Vue de la plaine de Bilet depuis le village perché d’Igre Hariba.
Vue de la plaine de Bilet depuis le village perché d’Igre Hariba.

Schneider a ainsi pu établir, à partir de l’étude de cinq stèles, une généalogie reliant ces défunts à un ancêtre (Umar al-Yamâmî), originaire de la péninsule arabique, ayant une fille inhumée dans les îles Dahlak, en mer Rouge. Le sultanat de Dahlak contrôlait le commerce entre l’Éthiopie et la mer Rouge. Au sein de tout cet espace de la Corne de l’Afrique, de grands axes caravaniers sont connus depuis longtemps. Mais ces routes stratégiques n’ont pas encore été précisément retracées sur une carte. Cette communauté vivait-elle sur un de ces axes commerciaux reliant la mer Rouge à l’Éthiopie, au bassin Méditerranéen et à l’océan Indien ? Nous avons l’intuition que ces stèles musulmanes pourraient bien être une clé pour comprendre la dynamique complexe entre chrétiens et musulmans à une époque où les deux religions progressent, en parallèle, dans cette région stratégique du monde. Nous interrogeons encore trois, quatre personnes sans succès. Puis un vieux monsieur nous invite chez lui, pour discuter. « Non, désolé, je ne connais rien de ces stèles ou de ce cimetière », nous répond-il comme tous les autres. Pourtant les documents mentionnent Wager Hariba, Igre Hariba, ou, parfois, Bilet, lieu-dit qui, lui, n’apparaît sur aucune carte. « Bilet ? répond l’ancien. Ah ça, je connais. Vous êtes au mauvais endroit.

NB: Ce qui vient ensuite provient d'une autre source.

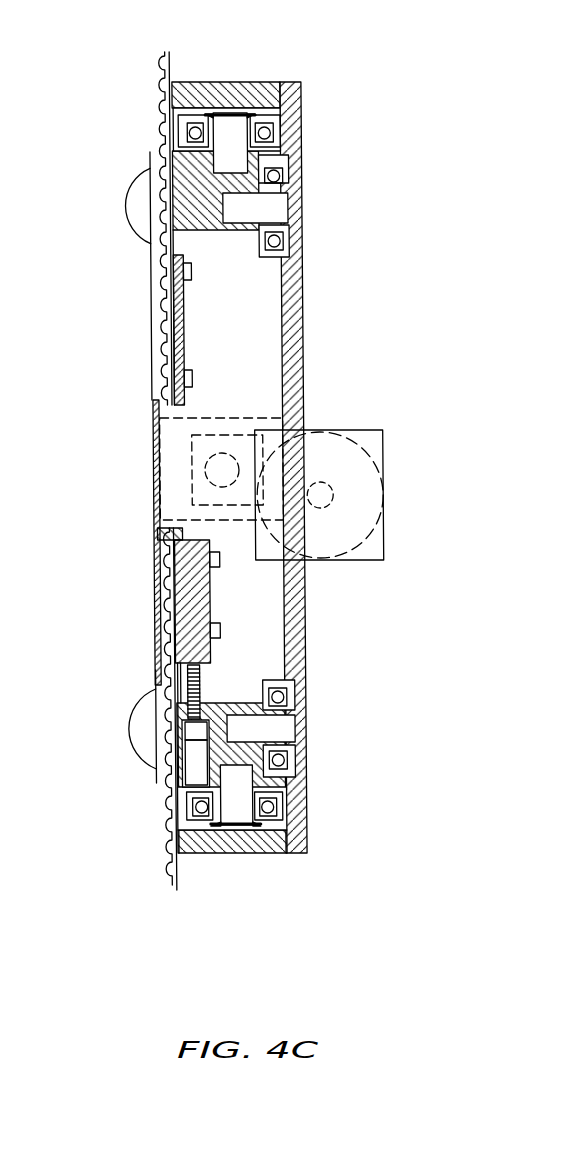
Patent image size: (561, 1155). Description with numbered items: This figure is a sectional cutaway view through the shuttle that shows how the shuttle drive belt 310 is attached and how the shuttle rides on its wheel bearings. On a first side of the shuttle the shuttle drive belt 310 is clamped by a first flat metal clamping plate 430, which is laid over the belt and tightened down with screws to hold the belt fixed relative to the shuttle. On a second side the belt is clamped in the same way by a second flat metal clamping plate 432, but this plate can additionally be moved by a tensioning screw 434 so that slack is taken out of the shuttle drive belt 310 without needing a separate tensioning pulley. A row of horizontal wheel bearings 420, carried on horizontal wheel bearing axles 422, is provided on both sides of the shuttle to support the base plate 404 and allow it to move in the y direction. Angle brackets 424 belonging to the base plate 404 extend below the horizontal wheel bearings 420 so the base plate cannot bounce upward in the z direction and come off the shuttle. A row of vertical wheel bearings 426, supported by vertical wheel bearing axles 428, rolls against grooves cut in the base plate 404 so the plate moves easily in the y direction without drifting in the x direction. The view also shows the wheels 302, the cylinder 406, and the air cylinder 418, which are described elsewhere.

The wheels 302 is at (107, 467).
The shuttle drive belt 310 is at (131, 488).
The base plate 404 is at (288, 467).
The cylinder 406 is at (329, 522).
The air cylinder 418 is at (183, 469).
The horizontal wheel bearings 420 is at (276, 468).
The horizontal wheel bearing axles 422 is at (254, 472).
The angle brackets 424 is at (229, 477).
The vertical wheel bearings 426 is at (320, 478).
The vertical wheel bearing axles 428 is at (277, 470).
The first flat metal clamping plate 430 is at (216, 330).
The second flat metal clamping plate 432 is at (219, 595).
The tensioning screw 434 is at (154, 744).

C’est une zone de pâturage qui se trouve en bas de la colline. » Kebrum se tourne vers nous en souriant : « Bon, ça fait 48 heures que l’on cherche au mauvais endroit, mais enfin nous avons un indice ! »
 
Nous regagnons un lieu avec une vue dégagée afin de placer Bilet dans le paysage. Le champ indiqué est occupé d’un côté par un camp militaire. L’autre côté a disparu sous une vaste zone industrielle où se construisent une gigantesque usine de textile et une brasserie tout aussi imposante. Notre enthousiasme en prend un coup, mais certaines zones semblent avoir été épargnées par la bétonisation de la vallée. Et il faut suivre toute piste qui s’offre à nous !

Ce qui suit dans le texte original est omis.